1. Mme A C B, ressortissante malgache née le 12 avril 1951, déclare être entrée en France en 2022 sous couvert d'un visa C. Le 2 septembre 2022, elle a sollicité son admission au séjour sur le fondement de l'article L. 425-9 du code de l'entrée et du séjour des étrangers et du droit d'asile. Par l'arrêté du 29 avril 2024, dont Mme C B demande l'annulation, le préfet des Yvelines a rejeté sa demande de titre de séjour, l'a obligée à quitter le territoire français dans un délai de trente jours et a fixé le pays de renvoi.

Sur les conclusions aux fins d'annulation :

2. Il ressort des pièces du dossier que Mme C B, âgée de 73 ans, souffre d'une maladie d'Alzheimer responsable d'une perte d'autonomie et de comorbidités chroniques telles qu'un diabète de type 2, une HTA, une dyslipidémie, une insuffisance aortique et une gonarthrose bilatérale rendant les déplacements difficiles, pathologies pour lesquelles elle est prise en charge par un médecin gériatre à Evry. Les documents médicaux produits attestent ainsi de la nécessité d'un suivi médical. Par ailleurs, l'intéressée est veuve et mère de quatre filles, dont l'une vit en Suisse, une autre, qui la prenait en charge, est décédée à Madagascar en 2021, une troisième, qui vit encore à Madagascar, est handicapée et dans l'incapacité même de se prendre en charge, et la quatrième, de nationalité française, l'héberge. Par suite, au regard de l'état de santé de Mme C B, de son isolement à Madagascar et de la présence indispensable auprès d'elle, compte-tenu de la pathologie dont elle souffre, de sa fille française, le préfet des Yvelines a entaché son arrêté d'une erreur manifeste d'appréciation en rejetant sa demande de titre de séjour.

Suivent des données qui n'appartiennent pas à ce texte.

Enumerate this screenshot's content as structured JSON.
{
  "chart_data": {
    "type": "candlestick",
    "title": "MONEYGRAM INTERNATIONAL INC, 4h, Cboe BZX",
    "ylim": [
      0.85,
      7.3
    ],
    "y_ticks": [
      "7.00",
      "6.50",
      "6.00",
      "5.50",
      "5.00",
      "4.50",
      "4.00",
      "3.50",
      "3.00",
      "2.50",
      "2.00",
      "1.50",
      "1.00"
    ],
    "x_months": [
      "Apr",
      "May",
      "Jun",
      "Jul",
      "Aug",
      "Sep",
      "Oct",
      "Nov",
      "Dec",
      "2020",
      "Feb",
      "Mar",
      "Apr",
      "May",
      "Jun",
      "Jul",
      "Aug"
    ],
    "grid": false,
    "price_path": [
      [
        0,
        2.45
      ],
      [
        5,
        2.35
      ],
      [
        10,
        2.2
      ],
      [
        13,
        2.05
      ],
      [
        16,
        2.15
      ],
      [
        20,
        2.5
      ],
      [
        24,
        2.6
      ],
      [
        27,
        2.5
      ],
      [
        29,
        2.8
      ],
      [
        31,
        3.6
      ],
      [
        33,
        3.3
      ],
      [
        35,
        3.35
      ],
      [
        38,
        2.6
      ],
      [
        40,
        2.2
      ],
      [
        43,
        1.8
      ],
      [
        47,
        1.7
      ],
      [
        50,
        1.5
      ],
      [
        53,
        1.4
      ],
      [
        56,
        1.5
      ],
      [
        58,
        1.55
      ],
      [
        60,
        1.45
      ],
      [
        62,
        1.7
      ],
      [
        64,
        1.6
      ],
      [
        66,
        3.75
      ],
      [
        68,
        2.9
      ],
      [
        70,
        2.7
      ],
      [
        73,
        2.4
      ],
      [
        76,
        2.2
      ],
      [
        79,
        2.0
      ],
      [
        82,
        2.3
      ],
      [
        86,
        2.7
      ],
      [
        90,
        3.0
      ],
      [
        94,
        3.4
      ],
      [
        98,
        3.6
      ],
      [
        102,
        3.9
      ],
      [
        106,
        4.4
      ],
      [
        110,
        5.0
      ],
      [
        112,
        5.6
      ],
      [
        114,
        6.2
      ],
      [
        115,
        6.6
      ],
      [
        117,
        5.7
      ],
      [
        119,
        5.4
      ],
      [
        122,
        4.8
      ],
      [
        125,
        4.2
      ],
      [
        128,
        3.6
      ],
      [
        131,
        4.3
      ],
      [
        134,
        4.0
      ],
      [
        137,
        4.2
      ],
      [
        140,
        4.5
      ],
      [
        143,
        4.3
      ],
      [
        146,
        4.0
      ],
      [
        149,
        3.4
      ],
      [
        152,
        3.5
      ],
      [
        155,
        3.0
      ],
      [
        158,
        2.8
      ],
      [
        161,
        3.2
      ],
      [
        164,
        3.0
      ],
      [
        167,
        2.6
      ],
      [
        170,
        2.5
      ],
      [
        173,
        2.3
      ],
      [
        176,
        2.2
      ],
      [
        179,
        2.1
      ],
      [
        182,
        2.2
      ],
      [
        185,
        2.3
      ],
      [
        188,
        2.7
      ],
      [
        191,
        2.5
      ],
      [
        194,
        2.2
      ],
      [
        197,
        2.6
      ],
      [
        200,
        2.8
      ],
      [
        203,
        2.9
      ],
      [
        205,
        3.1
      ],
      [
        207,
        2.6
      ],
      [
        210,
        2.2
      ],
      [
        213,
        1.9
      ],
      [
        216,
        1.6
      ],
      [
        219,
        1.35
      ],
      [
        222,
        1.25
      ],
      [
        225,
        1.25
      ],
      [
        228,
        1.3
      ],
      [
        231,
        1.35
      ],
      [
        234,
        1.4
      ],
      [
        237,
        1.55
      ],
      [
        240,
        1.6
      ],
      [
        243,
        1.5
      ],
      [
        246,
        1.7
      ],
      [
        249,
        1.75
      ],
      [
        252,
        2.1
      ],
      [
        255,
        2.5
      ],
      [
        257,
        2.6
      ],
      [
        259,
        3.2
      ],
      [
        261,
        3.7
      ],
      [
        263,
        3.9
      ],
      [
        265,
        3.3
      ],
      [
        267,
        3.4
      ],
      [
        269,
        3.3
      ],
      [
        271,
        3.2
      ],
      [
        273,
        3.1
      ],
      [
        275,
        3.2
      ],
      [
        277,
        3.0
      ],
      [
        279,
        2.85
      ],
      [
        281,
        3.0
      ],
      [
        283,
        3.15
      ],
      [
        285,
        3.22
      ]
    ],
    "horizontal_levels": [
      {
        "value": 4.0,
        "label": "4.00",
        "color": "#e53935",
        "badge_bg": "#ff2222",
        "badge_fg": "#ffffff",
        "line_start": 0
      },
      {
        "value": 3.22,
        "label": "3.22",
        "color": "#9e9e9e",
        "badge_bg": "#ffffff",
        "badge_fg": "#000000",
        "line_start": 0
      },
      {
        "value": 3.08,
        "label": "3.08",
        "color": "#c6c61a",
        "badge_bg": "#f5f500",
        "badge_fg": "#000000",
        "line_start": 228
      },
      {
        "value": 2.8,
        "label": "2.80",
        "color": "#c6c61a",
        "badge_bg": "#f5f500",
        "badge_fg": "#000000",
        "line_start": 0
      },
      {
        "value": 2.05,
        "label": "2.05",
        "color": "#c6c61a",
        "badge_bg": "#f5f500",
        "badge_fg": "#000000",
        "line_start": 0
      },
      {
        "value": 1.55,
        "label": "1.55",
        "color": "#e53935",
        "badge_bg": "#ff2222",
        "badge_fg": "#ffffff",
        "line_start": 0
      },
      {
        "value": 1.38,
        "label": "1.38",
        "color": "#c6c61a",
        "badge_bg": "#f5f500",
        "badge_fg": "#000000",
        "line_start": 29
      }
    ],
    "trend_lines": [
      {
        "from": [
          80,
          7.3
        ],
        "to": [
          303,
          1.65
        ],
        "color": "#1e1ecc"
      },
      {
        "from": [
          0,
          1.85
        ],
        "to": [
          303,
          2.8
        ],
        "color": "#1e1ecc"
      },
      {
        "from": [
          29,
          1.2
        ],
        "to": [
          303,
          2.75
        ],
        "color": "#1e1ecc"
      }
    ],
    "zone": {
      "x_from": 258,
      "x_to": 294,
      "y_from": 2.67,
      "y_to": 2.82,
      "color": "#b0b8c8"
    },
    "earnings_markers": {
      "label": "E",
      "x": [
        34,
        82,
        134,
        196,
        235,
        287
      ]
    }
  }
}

3. Il résulte de ce qui précède, sans qu'il soit besoin d'examiner les autres moyens de la requête, que la décision de refus de séjour prise par le préfet des Yvelines le 29 avril 2024 doit être annulée ainsi que, par voie de conséquence, les décisions portant obligation de quitter le territoire français dans un délai de trente jours et fixant le pays de destination.

Sur les conclusions aux fins d'injonction :

4. Le présent jugement implique nécessairement que le préfet des Yvelines délivre à Mme C B un titre de séjour portant la mention " vie privée et familiale ". Il y a lieu de lui enjoindre de procéder à cette délivrance dans un délai de trois mois à compter de la notification du jugement.

Sur les frais liés au litige :

5. Dans les circonstances de l'espèce, il y a lieu de mettre à la charge de l'Etat une somme de 1 000 euros au titre des dispositions de l'article L. 761-1 du code de justice administrative.

D E C I D E :

Article 1er : L'arrêté du préfet des Yvelines du 29 avril 2024 est annulé.

Article 2 : Il est enjoint au préfet des Yvelines de délivrer à Mme C B un titre de séjour portant la mention " vie privée et familiale " dans un délai de trois mois à compter de la notification du jugement.

Article 3 : L'Etat versera à Mme C B une somme de 1 000 euros au titre des dispositions de l'article L. 761-1 du code de justice administrative.

Article 4 : Le présent jugement sera notifié à Mme A C B et au préfet des Yvelines.

Délibéré après l'audience du 16 septembre 2024, à laquelle siégeaient :

- Mme Sauvageot, présidente,

- Mme Lutz, première conseillère,

- Mme Degorce, première conseillère.

Rendu public par mise à disposition au greffe le 30 septembre 2024.

La rapporteure,

signé

F. Lutz La présidente,

signé

J. Sauvageot

La greffière,

signé

C. Delannoy

La République mande et ordonne au préfet des Yvelines en ce qui le concerne ou à tous commissaires de justice à ce requis en ce qui concerne les voies de droit commun, contre les parties privées, de pourvoir à l'exécution de la présente décision.